De Cannes (França)
Acabo de sair de The Sea of Trees, recuperando apenas hoje o filme de Gus Van Sant em competição. Como antecipei em texto anterior pela voz de colegas, sim, trata-se de um arrazoado de intenções duvidosas, situações previsíveis e falta de criatividade. Mas é possível encontrar entre um e outro desses equívocos algo interessante.
Gostei muito do ponto de partida, ainda que acione mais o registro da fantasia do que do real, em si um partido menos habitual em Van Sant. O mar de árvores do título remete a uma floresta no Japão tão ampla e densa que permite a quem queira se perder ali o cenário ideal. E para quê? O local é destino comum aos suicidas. Matthew McConaughey é o americano que chega ali com a intenção, mas encontra um japonês interpretado por Ken Watanabe. Pulsos cortados, cambaleante, sem forças, ele não dá conta de encontrar a saída depois da tentativa frustrada de se matar.
McConaughey o ajuda, e principia então uma amizade, um apoio entre ambos para retroceder, talvez tarde demais. Enquanto os dois trocam seus lamentos, há o flashback sobre o casamento em crise de McConaughey com Naomi Watts. Está neste contraponto a pior metade do filme, mas achei interessante os diálogos dos dois.
A questão é que Van Sant quis fazer um filme de espírito oriental e o que significa a morte e as tradições para os japoneses com um ponto de vista por demais ocidental, e talvez pior, americano. No sentido de como materializam tudo, e mesmo trazem uma noção de deus relacionada a conquista, ao ganho. O problema, diga-se a favor do roteiro fraco no geral, é sintetizado num longo diálogo entre os suicidas.
Curioso também que o diretor tente flertar com filmes clássicos japoneses em que a simbologia da floresta é forte, cria armadilhas a samurais ao mesmo tempo que os protege. Na verdade, acaba por renovar algum dos temas e situações de filmes seus, como Gerry, em que dois rapazes se perdiam de propósito no deserto do Grand Canyon dispostos a sucumbir. Também a Inquietos, em que a questão câncer, como aqui, resulta em um destino reparador. Não parece casual também que Clint Eastwood tenha entrada nessa toada espiritual, mas a decisão exige conteúdo muito melhor do que nos apresenta Van Sant.
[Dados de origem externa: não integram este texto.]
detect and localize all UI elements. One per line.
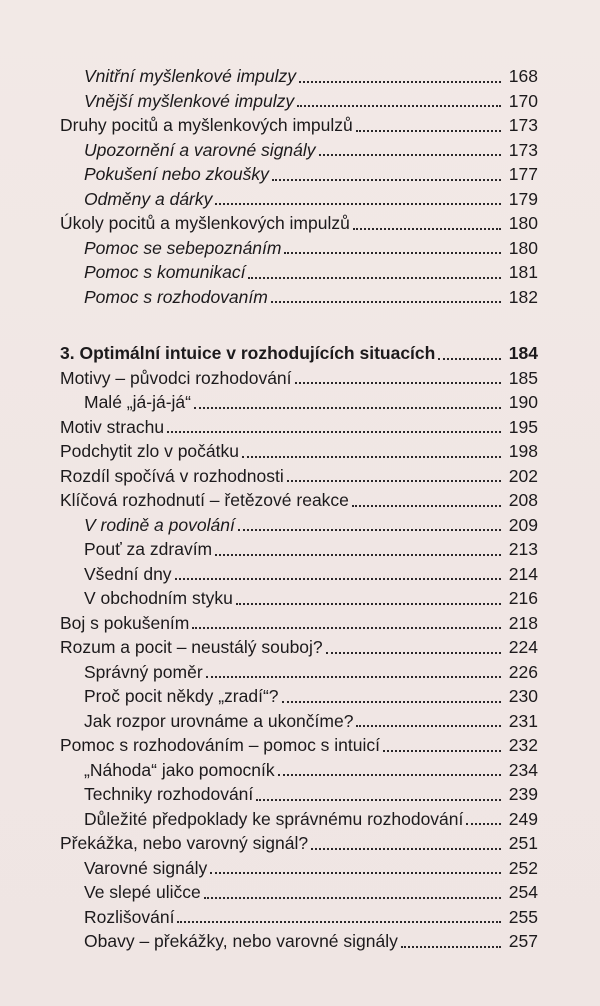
toc-entry-page-number: 181 xyxy=(508,262,538,282)
toc-entry-title: Všední dny xyxy=(84,563,172,584)
toc-entry-title: Odměny a dárky xyxy=(84,188,213,209)
toc-entry-title: Druhy pocitů a myšlenkových impulzů xyxy=(60,115,353,135)
toc-entry xyxy=(60,782,538,807)
toc-entry-page-number: 230 xyxy=(508,686,538,706)
toc-entry-title: Překážka, nebo varovný signál? xyxy=(60,833,309,853)
toc-entry-title: Podchytit zlo v počátku xyxy=(60,441,239,461)
dot-leader xyxy=(238,529,501,531)
chapter-title: 3. Optimální intuice v rozhodujících situacích xyxy=(60,343,436,363)
toc-entry xyxy=(60,488,538,513)
toc-entry xyxy=(60,635,538,660)
dot-leader xyxy=(401,946,501,948)
toc-entry xyxy=(60,138,538,163)
dot-leader xyxy=(356,725,501,727)
dot-leader xyxy=(236,603,501,605)
dot-leader xyxy=(353,228,501,230)
table-of-contents xyxy=(60,64,538,954)
dot-leader xyxy=(352,505,501,507)
toc-entry-title: Rozum a pocit – neustálý souboj? xyxy=(60,637,323,657)
toc-entry xyxy=(60,187,538,212)
toc-entry-title: Obavy – překážky, nebo varovné signály xyxy=(84,931,398,951)
dot-leader xyxy=(297,105,501,107)
toc-entry-page-number: 180 xyxy=(508,237,538,258)
toc-entry-page-number: 214 xyxy=(508,563,538,584)
toc-entry-title: Jak rozpor urovnáme a ukončíme? xyxy=(84,710,354,731)
toc-entry xyxy=(60,113,538,138)
toc-entry xyxy=(60,905,538,930)
dot-leader xyxy=(284,252,501,254)
toc-entry xyxy=(60,807,538,832)
toc-entry xyxy=(60,211,538,236)
toc-entry xyxy=(60,758,538,783)
toc-entry-page-number: 198 xyxy=(508,441,538,461)
toc-entry-title: Správný poměr xyxy=(84,661,203,682)
toc-entry-title: Varovné signály xyxy=(84,857,208,878)
toc-entry xyxy=(60,285,538,310)
toc-entry xyxy=(60,856,538,881)
toc-entry-title: Proč pocit někdy „zradí“? xyxy=(84,686,279,706)
toc-entry xyxy=(60,415,538,440)
toc-entry-page-number: 251 xyxy=(508,833,538,853)
toc-entry xyxy=(60,586,538,611)
toc-entry-title: Pokušení nebo zkoušky xyxy=(84,164,269,184)
dot-leader xyxy=(319,154,501,156)
toc-entry-page-number: 232 xyxy=(508,735,538,755)
toc-entry-page-number: 179 xyxy=(508,188,538,209)
toc-entry xyxy=(60,562,538,587)
toc-entry-page-number: 168 xyxy=(508,66,538,86)
toc-entry-title: V rodině a povolání xyxy=(84,514,235,535)
toc-entry-page-number: 218 xyxy=(508,612,538,633)
toc-entry-title: Pomoc se sebepoznáním xyxy=(84,237,282,258)
toc-entry xyxy=(60,611,538,636)
dot-leader xyxy=(204,897,501,899)
toc-entry-page-number: 252 xyxy=(508,857,538,878)
toc-entry-title: Klíčová rozhodnutí – řetězové reakce xyxy=(60,490,349,510)
toc-entry-title: „Náhoda“ jako pomocník xyxy=(84,759,275,780)
toc-entry-page-number: 254 xyxy=(508,882,538,902)
toc-entry-title: Techniky rozhodování xyxy=(84,784,254,804)
toc-entry xyxy=(60,464,538,489)
toc-entry-title: Důležité předpoklady ke správnému rozhodování xyxy=(84,808,464,829)
dot-leader xyxy=(242,456,501,458)
toc-entry-title: V obchodním styku xyxy=(84,588,233,608)
toc-section-post xyxy=(60,366,538,954)
dot-leader xyxy=(272,179,501,181)
toc-entry xyxy=(60,513,538,538)
toc-entry-title: Motivy – původci rozhodování xyxy=(60,367,292,388)
dot-leader xyxy=(248,277,501,279)
toc-entry-page-number: 209 xyxy=(508,514,538,535)
toc-entry-title: Pomoc s rozhodováním – pomoc s intuicí xyxy=(60,735,381,755)
toc-entry-title: Malé „já-já-já“ xyxy=(84,392,191,412)
dot-leader xyxy=(206,676,501,678)
toc-entry xyxy=(60,260,538,285)
toc-entry-page-number: 224 xyxy=(508,637,538,657)
dot-leader xyxy=(271,301,501,303)
toc-entry-title: Pomoc s komunikací xyxy=(84,262,246,282)
toc-entry-title: Úkoly pocitů a myšlenkových impulzů xyxy=(60,213,350,233)
toc-entry xyxy=(60,684,538,709)
dot-leader xyxy=(438,358,501,360)
toc-entry-page-number: 213 xyxy=(508,539,538,559)
toc-entry xyxy=(60,64,538,89)
toc-entry xyxy=(60,831,538,856)
dot-leader xyxy=(295,382,501,384)
dot-leader xyxy=(278,774,501,776)
toc-entry-title: Vnitřní myšlenkové impulzy xyxy=(84,66,297,86)
toc-entry xyxy=(60,880,538,905)
dot-leader xyxy=(466,823,501,825)
toc-entry-page-number: 202 xyxy=(508,465,538,486)
toc-entry-page-number: 185 xyxy=(508,367,538,388)
toc-entry-title: Vnější myšlenkové impulzy xyxy=(84,90,295,111)
toc-entry-title: Ve slepé uličce xyxy=(84,882,201,902)
toc-entry-page-number: 195 xyxy=(508,416,538,437)
dot-leader xyxy=(167,431,501,433)
toc-entry-title: Upozornění a varovné signály xyxy=(84,139,316,160)
toc-entry xyxy=(60,366,538,391)
toc-entry xyxy=(60,929,538,954)
dot-leader xyxy=(326,652,501,654)
dot-leader xyxy=(287,480,501,482)
toc-entry-title: Boj s pokušením xyxy=(60,612,190,633)
toc-entry-page-number: 249 xyxy=(508,808,538,829)
dot-leader xyxy=(210,872,501,874)
toc-entry xyxy=(60,390,538,415)
toc-entry xyxy=(60,89,538,114)
toc-entry-title: Pouť za zdravím xyxy=(84,539,213,559)
toc-entry-page-number: 170 xyxy=(508,90,538,111)
toc-entry xyxy=(60,660,538,685)
dot-leader xyxy=(356,130,501,132)
toc-entry-page-number: 257 xyxy=(508,931,538,951)
toc-entry-page-number: 190 xyxy=(508,392,538,412)
dot-leader xyxy=(282,701,501,703)
toc-entry-page-number: 255 xyxy=(508,906,538,927)
toc-entry xyxy=(60,236,538,261)
toc-entry-page-number: 216 xyxy=(508,588,538,608)
dot-leader xyxy=(215,554,501,556)
chapter-page-number: 184 xyxy=(508,343,538,363)
toc-entry-page-number: 182 xyxy=(508,286,538,307)
toc-entry-title: Rozlišování xyxy=(84,906,175,927)
toc-entry xyxy=(60,439,538,464)
toc-entry-page-number: 234 xyxy=(508,759,538,780)
toc-section-pre xyxy=(60,64,538,309)
dot-leader xyxy=(177,921,501,923)
dot-leader xyxy=(215,203,501,205)
dot-leader xyxy=(194,407,501,409)
toc-entry-title: Rozdíl spočívá v rozhodnosti xyxy=(60,465,284,486)
toc-entry-title: Motiv strachu xyxy=(60,416,165,437)
toc-entry xyxy=(60,709,538,734)
toc-entry-page-number: 239 xyxy=(508,784,538,804)
dot-leader xyxy=(383,750,501,752)
toc-entry-page-number: 226 xyxy=(508,661,538,682)
toc-chapter-heading xyxy=(60,341,538,366)
toc-entry xyxy=(60,162,538,187)
toc-entry xyxy=(60,537,538,562)
toc-entry-page-number: 173 xyxy=(508,115,538,135)
dot-leader xyxy=(192,627,501,629)
dot-leader xyxy=(175,578,501,580)
toc-entry-page-number: 173 xyxy=(508,139,538,160)
toc-entry-title: Pomoc s rozhodovaním xyxy=(84,286,268,307)
toc-entry-page-number: 231 xyxy=(508,710,538,731)
dot-leader xyxy=(256,799,501,801)
dot-leader xyxy=(299,81,501,83)
toc-entry xyxy=(60,733,538,758)
toc-entry-page-number: 177 xyxy=(508,164,538,184)
dot-leader xyxy=(311,848,501,850)
toc-entry-page-number: 208 xyxy=(508,490,538,510)
toc-entry-page-number: 180 xyxy=(508,213,538,233)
Como costuma acontecer na competição dos grandes festivais, uma linha temática já começa a se desenvolver, e as florestas já estão no grego The Lobster, de uma certa forma como cenário de morte também, e agora. Ainda temos amanhã Apitchapong Weeresathakul, mas fora da competição oficial, que foi o renovador primeiro e mais competente do significado das florestas.